Ana Menü

KAYIKEVİ

Başlatan Tan Kaan Özkan, 21 Aralık 2016, 18:21:51

« önceki - sonraki »

Bülent Büyükdağ

Bu arada Heyamola Hey, Karl Marx, Benjamin ve Baudelaire üzerinden amatör denizciliği tartışan herhalde ilk topluluk oldu. :)
Saatin fazla tiz tıkırtısında,ışık yıllarının ömür süremizle alay eden sesini de işitiriz.

Tan Kaan Özkan

Alıntı yapılan: Bülent Büyükdağ - 09 Ocak 2017, 11:41:13
Bu arada Heyamola Hey, Karl Marx, Benjamin ve Baudelaire üzerinden amatör denizciliği tartışan herhalde ilk topluluk oldu. :)

Dimi ama  ;D

Sorulara cevaplar bir miktar verilebilese de belki bir kaç kelime ile açıklamak yeterli gelmiyor. Düşünsenize dünyada hızla modernizmden ve sisteminin içinden mümkün olduğunca kaçma eğilimi başladı son 5-10 yıldır özellikle. Tamamen doğanın içinde, kendine yetebilen ve komün yaşamlar, özellikle okuyan, dünya ile bir olmaya çalışan, felsefi fikirlere sahip gençler arasında hızla ilerliyor. İmkana sahip olanlar tamamen bu yaşama geçmiş, halen kopabilmek için şartlarını olgunlaştırmaya çalışanlar ise çabalamakta.

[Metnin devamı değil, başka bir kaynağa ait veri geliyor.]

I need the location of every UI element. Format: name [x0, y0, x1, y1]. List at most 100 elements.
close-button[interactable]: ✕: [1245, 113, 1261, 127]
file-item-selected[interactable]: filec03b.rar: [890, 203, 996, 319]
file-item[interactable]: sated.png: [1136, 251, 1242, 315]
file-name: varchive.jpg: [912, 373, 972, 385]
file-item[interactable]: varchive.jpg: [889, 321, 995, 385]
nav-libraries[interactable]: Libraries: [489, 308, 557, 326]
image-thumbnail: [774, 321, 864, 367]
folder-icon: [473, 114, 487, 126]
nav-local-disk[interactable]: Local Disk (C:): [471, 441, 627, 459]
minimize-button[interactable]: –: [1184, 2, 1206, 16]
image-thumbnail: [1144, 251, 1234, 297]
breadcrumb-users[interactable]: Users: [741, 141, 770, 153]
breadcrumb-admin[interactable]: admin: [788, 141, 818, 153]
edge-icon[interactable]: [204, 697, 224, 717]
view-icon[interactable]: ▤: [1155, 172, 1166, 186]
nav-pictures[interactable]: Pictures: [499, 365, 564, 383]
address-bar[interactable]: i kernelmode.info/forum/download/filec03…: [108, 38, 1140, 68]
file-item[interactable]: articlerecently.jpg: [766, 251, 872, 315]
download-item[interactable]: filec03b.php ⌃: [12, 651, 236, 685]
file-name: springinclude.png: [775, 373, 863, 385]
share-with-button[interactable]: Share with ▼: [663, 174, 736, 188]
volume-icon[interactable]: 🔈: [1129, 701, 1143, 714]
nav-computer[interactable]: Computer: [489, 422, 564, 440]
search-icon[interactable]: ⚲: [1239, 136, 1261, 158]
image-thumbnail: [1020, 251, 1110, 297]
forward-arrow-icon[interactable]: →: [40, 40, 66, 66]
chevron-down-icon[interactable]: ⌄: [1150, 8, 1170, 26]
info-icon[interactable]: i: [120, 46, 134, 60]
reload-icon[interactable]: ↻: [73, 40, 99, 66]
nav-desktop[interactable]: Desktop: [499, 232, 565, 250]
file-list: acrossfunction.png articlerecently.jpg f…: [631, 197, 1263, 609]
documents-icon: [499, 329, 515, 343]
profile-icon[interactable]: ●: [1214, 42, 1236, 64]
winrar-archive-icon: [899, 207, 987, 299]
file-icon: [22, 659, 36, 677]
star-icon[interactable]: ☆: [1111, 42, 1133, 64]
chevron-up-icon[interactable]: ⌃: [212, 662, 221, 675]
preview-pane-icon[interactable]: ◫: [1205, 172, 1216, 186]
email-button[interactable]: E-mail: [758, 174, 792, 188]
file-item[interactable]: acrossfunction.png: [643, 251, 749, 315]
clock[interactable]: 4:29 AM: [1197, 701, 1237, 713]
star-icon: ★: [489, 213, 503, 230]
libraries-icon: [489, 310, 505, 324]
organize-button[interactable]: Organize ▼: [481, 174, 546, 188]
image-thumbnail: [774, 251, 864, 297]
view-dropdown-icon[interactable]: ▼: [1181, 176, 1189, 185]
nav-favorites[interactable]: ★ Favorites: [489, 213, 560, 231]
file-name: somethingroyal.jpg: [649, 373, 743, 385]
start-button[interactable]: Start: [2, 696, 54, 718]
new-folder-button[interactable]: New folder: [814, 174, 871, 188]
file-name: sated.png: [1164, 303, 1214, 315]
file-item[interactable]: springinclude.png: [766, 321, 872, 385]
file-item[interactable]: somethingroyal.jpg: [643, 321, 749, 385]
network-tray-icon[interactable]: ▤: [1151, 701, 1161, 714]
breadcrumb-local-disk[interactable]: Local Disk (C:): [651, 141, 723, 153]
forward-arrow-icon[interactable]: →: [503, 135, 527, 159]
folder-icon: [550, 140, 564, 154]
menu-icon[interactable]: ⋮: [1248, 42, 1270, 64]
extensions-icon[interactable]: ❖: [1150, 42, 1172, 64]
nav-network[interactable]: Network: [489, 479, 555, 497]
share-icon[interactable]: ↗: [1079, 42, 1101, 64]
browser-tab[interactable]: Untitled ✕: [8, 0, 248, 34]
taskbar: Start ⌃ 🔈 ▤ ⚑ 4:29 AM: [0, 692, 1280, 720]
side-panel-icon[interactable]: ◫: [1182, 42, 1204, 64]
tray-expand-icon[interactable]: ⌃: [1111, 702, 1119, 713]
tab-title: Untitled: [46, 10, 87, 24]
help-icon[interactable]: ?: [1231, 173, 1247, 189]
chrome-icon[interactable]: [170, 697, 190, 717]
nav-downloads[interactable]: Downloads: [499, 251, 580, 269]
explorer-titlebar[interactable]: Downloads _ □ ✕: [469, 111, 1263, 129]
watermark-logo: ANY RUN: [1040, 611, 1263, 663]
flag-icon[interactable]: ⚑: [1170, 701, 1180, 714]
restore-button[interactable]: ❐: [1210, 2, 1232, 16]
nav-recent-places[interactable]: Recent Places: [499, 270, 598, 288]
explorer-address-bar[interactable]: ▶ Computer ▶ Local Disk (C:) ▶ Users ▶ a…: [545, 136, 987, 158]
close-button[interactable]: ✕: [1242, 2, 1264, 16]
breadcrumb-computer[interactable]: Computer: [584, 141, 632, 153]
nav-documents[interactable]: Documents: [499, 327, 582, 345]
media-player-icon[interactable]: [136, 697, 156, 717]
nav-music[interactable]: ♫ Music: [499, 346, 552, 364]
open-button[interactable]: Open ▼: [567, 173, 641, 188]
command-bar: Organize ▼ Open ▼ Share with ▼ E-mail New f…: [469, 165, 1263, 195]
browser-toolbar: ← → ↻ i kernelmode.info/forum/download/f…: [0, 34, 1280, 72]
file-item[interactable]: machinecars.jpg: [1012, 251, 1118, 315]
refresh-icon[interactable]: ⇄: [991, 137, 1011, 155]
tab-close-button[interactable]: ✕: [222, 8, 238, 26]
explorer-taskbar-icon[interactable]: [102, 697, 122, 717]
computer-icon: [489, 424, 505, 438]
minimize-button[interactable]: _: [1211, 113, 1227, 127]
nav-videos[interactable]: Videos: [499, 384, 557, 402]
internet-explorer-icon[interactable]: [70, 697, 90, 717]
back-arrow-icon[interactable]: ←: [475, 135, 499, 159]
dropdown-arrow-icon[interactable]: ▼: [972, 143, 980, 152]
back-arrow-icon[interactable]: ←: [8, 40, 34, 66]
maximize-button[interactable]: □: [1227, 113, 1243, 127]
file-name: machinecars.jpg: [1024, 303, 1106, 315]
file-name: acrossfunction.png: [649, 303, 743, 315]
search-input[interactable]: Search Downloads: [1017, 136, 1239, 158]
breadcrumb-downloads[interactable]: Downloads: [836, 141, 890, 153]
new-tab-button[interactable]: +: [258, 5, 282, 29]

Aynı şart ve düşüncelerde olan insanları denizlerde, daha doğrusu ülkemizde pek göremiyoruz. Az kişide olsalar tamamı ile deniz yaşantısına geçmiş ve deniz komünleri kurmaya başlamış insan grupları ve bunu gerçekleştirmeye çabalayan insanlar var.
Bu kişiler, maddi dünyanın garantilerine sırtlarını dönmüşler ve gerçekci olarak bu hayatı ve mavi vatanı gerçek anlamda yaşamaya başlamışlar.
Aslında sorularımın sebebi belki de budur. Biz neden denize yada doğaya ön koşul olmaksızın dönemiyoruz. Bizi gerçekten engelleyen nedir ?

Özgür Ökten

><(((º>

Bülent Büyükdağ

#48
Alıntı yapılan: Tan Kaan Özkan - 09 Ocak 2017, 11:56:05
Alıntı yapılan: Bülent Büyükdağ - 09 Ocak 2017, 11:41:13
Bu arada Heyamola Hey, Karl Marx, Benjamin ve Baudelaire üzerinden amatör denizciliği tartışan herhalde ilk topluluk oldu. :)

Dimi ama  ;D

Sorulara cevaplar bir miktar verilebilse de belki bir kaç kelime ile açıklamak yeterli gelmiyor. Düşünsenize dünyada hızla modernizmden ve sisteminin içinden mümkün olduğunca kaçma eğilimi başladı son 5-10 yıldır özellikle. Tamamen doğanın içinde, kendine yetebilen ve komün yaşamlar, özellikle okuyan, dünya ile bir olmaya çalışan, felsefi fikirlere sahip gençler arasında hızla ilerliyor. İmkana sahip olanlar tamamen bu yaşama geçmiş, halen kopabilmek için şartlarını olgunlaştırmaya çalışanlar ise çabalamakta.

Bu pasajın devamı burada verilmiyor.